Financial accounting has a distinct advantage over other fields of business – namely, its work
product is often in the public domain, as financial statements and related materials are readily available.
Actual corporate financial statements can be used for classroom discussion and examinations. We need
to exploit that comparative advantage.
It is also important in our financial accounting textbooks and courses to bring out the economic,
behavioral, and strategic rationales behind accounting choice, thus infusing the classroom with insights
into the critical role played in financial reporting by managerial motivations.

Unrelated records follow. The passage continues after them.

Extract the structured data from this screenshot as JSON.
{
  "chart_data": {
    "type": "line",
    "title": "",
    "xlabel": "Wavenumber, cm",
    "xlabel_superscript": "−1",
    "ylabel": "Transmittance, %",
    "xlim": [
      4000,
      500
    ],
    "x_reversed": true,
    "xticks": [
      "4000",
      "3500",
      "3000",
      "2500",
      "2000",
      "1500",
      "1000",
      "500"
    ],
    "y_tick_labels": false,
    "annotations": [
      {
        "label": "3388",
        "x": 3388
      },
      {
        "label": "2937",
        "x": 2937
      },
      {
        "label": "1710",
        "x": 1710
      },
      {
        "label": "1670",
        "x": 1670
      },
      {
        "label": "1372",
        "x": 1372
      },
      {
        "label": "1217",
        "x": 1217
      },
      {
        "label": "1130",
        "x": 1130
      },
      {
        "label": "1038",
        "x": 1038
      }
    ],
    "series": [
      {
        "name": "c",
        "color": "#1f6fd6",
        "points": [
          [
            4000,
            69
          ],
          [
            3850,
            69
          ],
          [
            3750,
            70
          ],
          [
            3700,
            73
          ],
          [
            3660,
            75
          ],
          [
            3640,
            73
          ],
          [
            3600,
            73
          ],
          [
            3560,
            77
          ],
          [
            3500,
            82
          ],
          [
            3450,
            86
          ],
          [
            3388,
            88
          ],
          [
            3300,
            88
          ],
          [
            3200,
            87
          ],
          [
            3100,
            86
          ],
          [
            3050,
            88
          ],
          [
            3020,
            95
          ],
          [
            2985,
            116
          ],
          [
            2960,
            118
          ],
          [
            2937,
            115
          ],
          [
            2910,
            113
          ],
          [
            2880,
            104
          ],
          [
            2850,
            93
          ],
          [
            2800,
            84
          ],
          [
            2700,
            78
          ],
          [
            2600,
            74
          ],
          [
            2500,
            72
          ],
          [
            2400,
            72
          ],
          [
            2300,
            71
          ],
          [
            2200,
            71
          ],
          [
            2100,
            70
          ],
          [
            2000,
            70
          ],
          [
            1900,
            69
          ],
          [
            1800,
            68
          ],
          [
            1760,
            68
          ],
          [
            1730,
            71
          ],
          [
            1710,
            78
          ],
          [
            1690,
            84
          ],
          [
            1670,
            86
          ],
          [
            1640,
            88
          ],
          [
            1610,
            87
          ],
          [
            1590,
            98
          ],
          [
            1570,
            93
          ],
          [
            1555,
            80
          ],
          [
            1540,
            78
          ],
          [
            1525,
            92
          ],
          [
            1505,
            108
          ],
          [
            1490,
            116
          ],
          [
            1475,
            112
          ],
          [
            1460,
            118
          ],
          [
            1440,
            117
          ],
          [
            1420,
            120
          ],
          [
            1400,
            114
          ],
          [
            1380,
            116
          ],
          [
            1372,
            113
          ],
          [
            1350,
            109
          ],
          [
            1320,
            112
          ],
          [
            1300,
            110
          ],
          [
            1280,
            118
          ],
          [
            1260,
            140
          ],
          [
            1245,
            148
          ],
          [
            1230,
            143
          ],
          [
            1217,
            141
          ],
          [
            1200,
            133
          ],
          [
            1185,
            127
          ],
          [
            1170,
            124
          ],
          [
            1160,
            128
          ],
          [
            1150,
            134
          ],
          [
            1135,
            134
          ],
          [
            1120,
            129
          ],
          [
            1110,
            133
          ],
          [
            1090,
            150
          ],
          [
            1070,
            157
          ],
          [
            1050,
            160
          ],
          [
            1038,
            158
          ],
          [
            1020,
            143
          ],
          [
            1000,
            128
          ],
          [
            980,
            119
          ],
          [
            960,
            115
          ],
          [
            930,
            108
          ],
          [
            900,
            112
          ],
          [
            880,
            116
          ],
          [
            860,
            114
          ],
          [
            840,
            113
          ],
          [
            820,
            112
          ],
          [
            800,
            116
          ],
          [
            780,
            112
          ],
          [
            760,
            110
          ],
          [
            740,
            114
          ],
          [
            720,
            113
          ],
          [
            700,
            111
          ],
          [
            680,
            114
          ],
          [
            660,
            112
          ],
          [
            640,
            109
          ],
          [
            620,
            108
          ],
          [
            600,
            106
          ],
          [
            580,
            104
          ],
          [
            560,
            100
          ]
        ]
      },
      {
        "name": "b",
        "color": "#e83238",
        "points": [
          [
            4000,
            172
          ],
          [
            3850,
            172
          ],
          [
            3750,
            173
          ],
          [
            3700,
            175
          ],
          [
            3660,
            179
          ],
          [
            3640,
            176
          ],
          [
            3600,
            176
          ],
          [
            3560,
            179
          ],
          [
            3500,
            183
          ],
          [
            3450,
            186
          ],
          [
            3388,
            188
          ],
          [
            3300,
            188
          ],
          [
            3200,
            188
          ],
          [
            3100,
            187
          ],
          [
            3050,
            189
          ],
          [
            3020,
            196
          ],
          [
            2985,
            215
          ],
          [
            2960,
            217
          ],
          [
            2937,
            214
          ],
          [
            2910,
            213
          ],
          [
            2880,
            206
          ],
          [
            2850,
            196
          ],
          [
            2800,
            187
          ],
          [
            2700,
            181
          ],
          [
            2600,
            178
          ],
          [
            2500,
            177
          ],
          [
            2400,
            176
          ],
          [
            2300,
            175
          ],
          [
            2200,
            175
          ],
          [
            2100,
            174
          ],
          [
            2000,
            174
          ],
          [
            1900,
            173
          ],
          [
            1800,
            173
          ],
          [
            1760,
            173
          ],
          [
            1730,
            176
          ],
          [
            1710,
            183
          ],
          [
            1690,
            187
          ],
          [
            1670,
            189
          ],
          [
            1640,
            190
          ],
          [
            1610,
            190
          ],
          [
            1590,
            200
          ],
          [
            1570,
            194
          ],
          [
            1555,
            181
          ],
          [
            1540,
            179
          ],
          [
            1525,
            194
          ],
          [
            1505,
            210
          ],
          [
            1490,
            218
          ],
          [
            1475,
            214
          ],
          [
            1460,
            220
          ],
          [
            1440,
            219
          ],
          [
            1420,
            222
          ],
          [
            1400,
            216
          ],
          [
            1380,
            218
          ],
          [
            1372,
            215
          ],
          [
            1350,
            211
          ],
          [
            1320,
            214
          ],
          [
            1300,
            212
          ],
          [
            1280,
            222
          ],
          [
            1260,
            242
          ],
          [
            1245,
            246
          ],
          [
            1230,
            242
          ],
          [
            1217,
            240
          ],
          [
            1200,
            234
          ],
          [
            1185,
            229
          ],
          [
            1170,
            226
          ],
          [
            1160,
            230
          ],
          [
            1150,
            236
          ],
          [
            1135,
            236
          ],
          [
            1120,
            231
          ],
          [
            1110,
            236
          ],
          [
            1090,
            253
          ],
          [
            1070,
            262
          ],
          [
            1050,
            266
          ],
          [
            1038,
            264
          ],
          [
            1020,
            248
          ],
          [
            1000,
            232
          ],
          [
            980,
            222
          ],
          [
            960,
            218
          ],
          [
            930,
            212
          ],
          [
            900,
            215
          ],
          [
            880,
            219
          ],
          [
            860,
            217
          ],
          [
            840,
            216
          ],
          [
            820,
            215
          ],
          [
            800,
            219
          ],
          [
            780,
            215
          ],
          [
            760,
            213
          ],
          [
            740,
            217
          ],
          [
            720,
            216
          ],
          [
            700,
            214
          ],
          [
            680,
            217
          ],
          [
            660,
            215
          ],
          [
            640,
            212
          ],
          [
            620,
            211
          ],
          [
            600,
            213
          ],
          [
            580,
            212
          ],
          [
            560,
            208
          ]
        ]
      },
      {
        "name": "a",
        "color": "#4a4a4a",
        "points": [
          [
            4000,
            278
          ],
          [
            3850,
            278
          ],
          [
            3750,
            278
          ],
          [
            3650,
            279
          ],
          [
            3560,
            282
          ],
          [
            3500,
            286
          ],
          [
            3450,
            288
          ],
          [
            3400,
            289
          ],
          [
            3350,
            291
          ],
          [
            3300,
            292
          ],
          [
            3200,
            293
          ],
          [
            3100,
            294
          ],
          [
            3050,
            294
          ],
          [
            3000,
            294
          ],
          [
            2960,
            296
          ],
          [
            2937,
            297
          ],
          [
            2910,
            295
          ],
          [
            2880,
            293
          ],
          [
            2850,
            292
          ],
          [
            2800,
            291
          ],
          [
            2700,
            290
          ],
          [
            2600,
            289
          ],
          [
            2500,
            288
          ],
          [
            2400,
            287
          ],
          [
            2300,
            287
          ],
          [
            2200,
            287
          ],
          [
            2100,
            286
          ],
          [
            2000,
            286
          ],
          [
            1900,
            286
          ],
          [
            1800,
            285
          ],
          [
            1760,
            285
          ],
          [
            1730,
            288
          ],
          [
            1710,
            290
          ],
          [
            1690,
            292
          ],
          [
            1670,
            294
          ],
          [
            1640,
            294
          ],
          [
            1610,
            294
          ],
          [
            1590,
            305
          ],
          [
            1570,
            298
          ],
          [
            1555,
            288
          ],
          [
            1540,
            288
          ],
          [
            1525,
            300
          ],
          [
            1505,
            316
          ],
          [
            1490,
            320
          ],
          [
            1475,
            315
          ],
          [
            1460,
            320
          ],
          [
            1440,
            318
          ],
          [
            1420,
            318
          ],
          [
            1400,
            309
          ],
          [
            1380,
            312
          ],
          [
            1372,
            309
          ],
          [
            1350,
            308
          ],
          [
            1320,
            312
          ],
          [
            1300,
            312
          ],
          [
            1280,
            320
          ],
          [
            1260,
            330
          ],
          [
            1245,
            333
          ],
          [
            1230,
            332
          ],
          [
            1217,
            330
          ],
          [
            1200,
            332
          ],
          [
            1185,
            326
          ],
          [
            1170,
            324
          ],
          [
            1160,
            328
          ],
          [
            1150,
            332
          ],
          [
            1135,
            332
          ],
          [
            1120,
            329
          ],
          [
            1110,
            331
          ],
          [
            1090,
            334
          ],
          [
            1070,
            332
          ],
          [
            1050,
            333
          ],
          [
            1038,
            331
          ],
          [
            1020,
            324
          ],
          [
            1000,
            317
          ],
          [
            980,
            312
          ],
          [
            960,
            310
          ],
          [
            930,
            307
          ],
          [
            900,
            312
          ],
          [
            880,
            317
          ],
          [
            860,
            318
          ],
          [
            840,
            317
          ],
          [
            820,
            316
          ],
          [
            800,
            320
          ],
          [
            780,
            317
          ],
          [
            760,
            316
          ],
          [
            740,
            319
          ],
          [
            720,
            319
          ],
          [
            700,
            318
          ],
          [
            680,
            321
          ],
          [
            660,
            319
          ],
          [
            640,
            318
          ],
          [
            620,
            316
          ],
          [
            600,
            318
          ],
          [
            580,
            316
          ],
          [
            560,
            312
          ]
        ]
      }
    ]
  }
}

MAJOR RECOMMENDATIONS FOR IMPROVEMENTS IN OUR RESEARCH AND TEACHING


Three broad recommendations seem particularly apt.
First, we as academics need to broaden our concept of “acceptable” modes of research in the
best journals, because our discipline requires a multiplicity of research methods to address the entire
range of interesting accounting questions.
Second, we need to reconsider protocols in accounting to place emphasis, first, on identifying
interesting research questions, second, what are the appropriate research methods to address the
questions, and third, where the data can be found to conduct the research.
Third, in our textbooks and courses, we need to stimulate students’ intellectual curiosity, and to
encourage them to adopt a critical and enquiring approach to the subject, as well as to enable them to
gain insight into managerial motivations behind accounting choice.